Tra le indagini più rivelatrici c’è stata senz’altro la riflettografia infrarossa. Qui si vede come la faccia di Marat sia una combinazione del disegno fatto da David del suo amico sul letto di morte e della sua maschera mortuaria. Il viso rispetto al disegno è stato ruotato di 100 gradi e questo ha comportato dei cambiamenti nelle ombre, è stato inoltre aumentato il volume del turbante per rendere plausibile che la testa posasse su qualcosa, ed ingentilito il dismorfismo facciale di cui soffriva Marat, mentre questo è evidente nel disegno preparatorio visibile in IR.

Altro dettaglio interessante che emerge dalla riflettografia e dalla radiografia è che probabilmente Marat teneva inizialmente nella mano destra un pezzo di carta accartocciato e non una penna, che invece era prevista nella mano sinistra (anche se non ci risulta che fosse mancino). Questi cambiamenti si spiegano con l’intento di dare più forza al messaggio politico.
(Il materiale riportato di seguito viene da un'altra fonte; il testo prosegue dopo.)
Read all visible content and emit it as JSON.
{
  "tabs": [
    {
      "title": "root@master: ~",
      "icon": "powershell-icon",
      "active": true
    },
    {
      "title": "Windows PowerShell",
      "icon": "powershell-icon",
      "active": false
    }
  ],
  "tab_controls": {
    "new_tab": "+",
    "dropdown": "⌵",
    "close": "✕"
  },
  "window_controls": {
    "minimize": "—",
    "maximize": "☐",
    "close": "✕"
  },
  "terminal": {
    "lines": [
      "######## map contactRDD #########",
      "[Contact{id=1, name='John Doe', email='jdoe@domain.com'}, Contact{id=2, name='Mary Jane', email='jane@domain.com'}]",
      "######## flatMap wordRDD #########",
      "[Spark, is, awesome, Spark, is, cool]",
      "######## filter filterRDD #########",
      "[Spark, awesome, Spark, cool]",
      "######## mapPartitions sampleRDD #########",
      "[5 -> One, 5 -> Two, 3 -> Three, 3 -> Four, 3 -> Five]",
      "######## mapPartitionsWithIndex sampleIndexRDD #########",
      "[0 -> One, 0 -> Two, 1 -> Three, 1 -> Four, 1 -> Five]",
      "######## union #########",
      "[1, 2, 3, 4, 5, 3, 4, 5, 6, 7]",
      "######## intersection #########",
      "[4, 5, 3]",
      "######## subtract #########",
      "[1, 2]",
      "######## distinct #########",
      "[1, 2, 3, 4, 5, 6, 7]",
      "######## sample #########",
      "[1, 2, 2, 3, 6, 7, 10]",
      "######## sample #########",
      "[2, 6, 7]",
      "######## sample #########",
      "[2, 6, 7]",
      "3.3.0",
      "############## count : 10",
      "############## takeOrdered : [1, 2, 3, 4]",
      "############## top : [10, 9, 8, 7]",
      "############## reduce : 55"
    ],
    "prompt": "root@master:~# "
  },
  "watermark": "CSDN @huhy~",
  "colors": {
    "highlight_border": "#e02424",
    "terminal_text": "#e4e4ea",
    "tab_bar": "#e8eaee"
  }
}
Negli anni successivi però lo scenario politico cambia e David deve velocemente ritirarsi in esilio.

Alcuni autori avevano sostenuto che, nel tentativo di proteggere le sue opere dalla distruzione, David avesse nascosto il dipinto verniciandolo di bianco. All’analisi della superficie al microscopio si è  visto però che non è stato così, non ci sono infatti da nessuna parte residui di pittura bianca, mentre si è scoperto la presenza di fibre su tutta la superficie del dipinto, dalla quale scaturisce un’altra ipotesi: che David per nasconderla abbia fissato la tela sui bordi interni del telaio (come confermato dalla presenza di molti fori sui quattro lati della tela), abbia poi tagliato l’eccedenza della tela che arrivava sul dietro e abbia poi montato sul telaio una nuova tela intonsa. In questo modo la tela dipinta è rimasta per molto tempo nascosta dietro una tela bianca, che appariva pronta per essere utilizzata, nello studio di Antonie Gros.

La verità sul nascondiglio della tela è dunque emersa. Il giudizio su Marat e sulle rivoluzioni sarà invece sempre opinabile.

La mostra è aperta dal 28 Aprile – 7 Agosto 2022.